The Reapers are the Angels
Alden Bell (aka Joshua Gaylord)
Henry Holt & Company
The Short of It:
A dark, grisly little tale of a world taken over by zombies. But, the bright spot lies within its heroine, one of my faves, right up there with Lisbeth Salander.
The Rest of It:
Temple, a fifteen-year-old girl, wanders the broken landscape of a destroyed world. Although it’s never clear what transpired, it’s assumed that some sort of nuclear event wiped out most of civilization. What’s left are ruins. There are small pockets of people here and there trying to put the world back together, but in addition to these colonies, there are others. Mainly, those that return from the dead.
Zombies, slugs, meatskins. They lurch through the streets and crawl upon the ground. Although they are a nuisance, their lack of speed allows for easy disposal and Temple can’t remember a time when they didn’t exist. Along the way, Temple meets some interesting characters. Self-sufficient to a fault, she realizes along the way that people matter, that SHE matters and it becomes a journey of self-discovery.
I was completely surprised by The Reapers are the Angels. Just a few pages in, I was thinking, “What have I gotten myself into?” The opening was gritty and sort of sickening and another blogger even mentioned to me that she couldn’t get past the story’s opening. But there was something there that kept me going. I do believe it was story’s heroine, Temple. She’s endearing in a backward, kiss-ass way. A diamond in-the-rough, so to speak. She reminded me a lot of Lisbeth Salander from the Millennium Trilogy. Temple is tough, but inherently good and she doesn’t even know it. This innocence is what reminded me of Lisbeth.
As Temple makes her trek across the country, she runs into all sorts of interesting and sometimes, vile characters. At times her interactions with them are uncomfortable. I say uncomfortable because their intentions are not always admirable and she knows it and sort of talks out loud about what is going on. There is one scene with these giant, mutated people. This particular scene is incredibly disturbing. Not disturbing in a graphic way (well, maybe a little), but twisted, backwoods, disturbing. It reminded me of this scene in Texas Chainsaw Massacre where they are all at the dinner table “eating.” Remember that scene? Dysfunctional with a capital D.
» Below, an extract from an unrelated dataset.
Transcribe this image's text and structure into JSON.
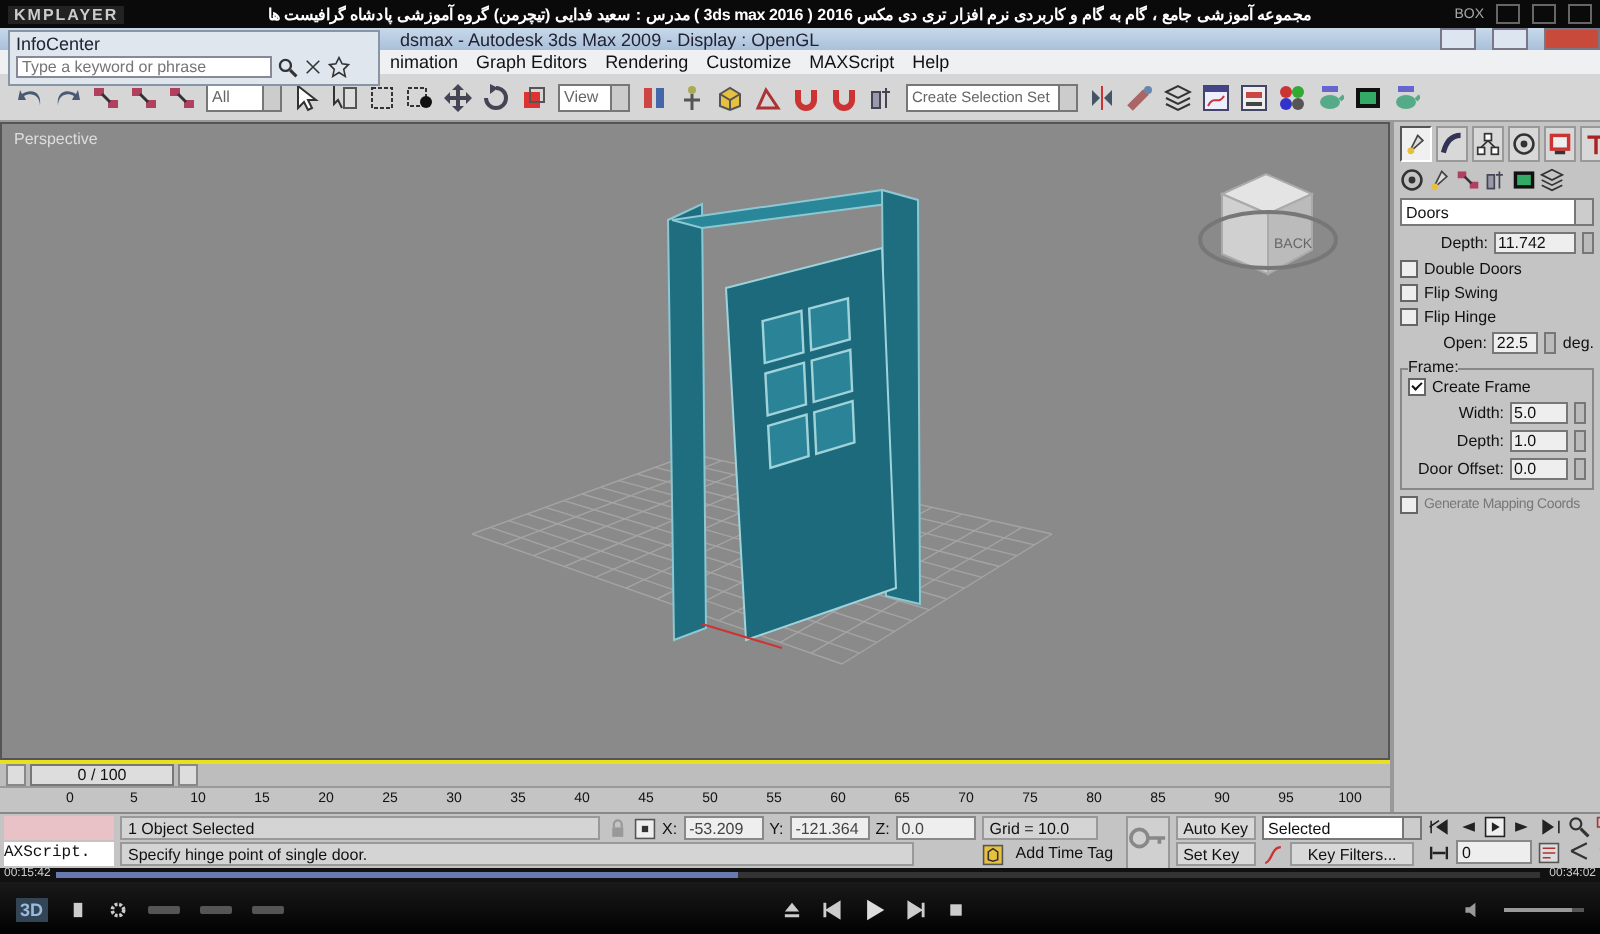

There were times where I felt this book was just wild!! Other times, there was this quiet, beautiful thing going on and I would actually linger on the page a bit longer to enjoy it. This is one of those books that you cannot peg at first glance. It has zombies in it, but it’s not a book about zombies. It’s about good vs. evil, trust, responsibility, regret, appreciating what you have and there are larger themes here dealing with death and religion and life after death.
Here are some passages from the book. My copy is an advanced reader’s edition so the words may vary a bit in the published version:
The World is pretty much what she remembers, all burnt up and pallid—like someone came along with a sponge and soaked up all the color and moisture too and left everything gray and bone-dry.
Sometimes when there’s no light to see by, that’s when everything comes sharp and clear.
Infinities are warm places that never end. And they aren’t about good and evil, they’re just peaceful-like and calm, and they’re where all travelers go eventually, and they are round everywhere you look because you can’t have any edges in infinities.
The Reapers are the Angels does contain some violence and will turn your stomach in some places, but if you can get past those moments, I think you’ll be just as surprised by this book as I was. In this sense, it’s very similar to The Road. It’s tough to read in places but what you take away from it makes it worth the effort.
Some have asked me if this book falls into the category of dystopian fiction. It has a dystopian feel to it and you certainly get the feeling that a collapsed government is what caused the devastation, but there is no repressive and controlled state that is typical with dystopian fiction. It’s not straight thriller either. It’s definitely a hybrid of a few different genres.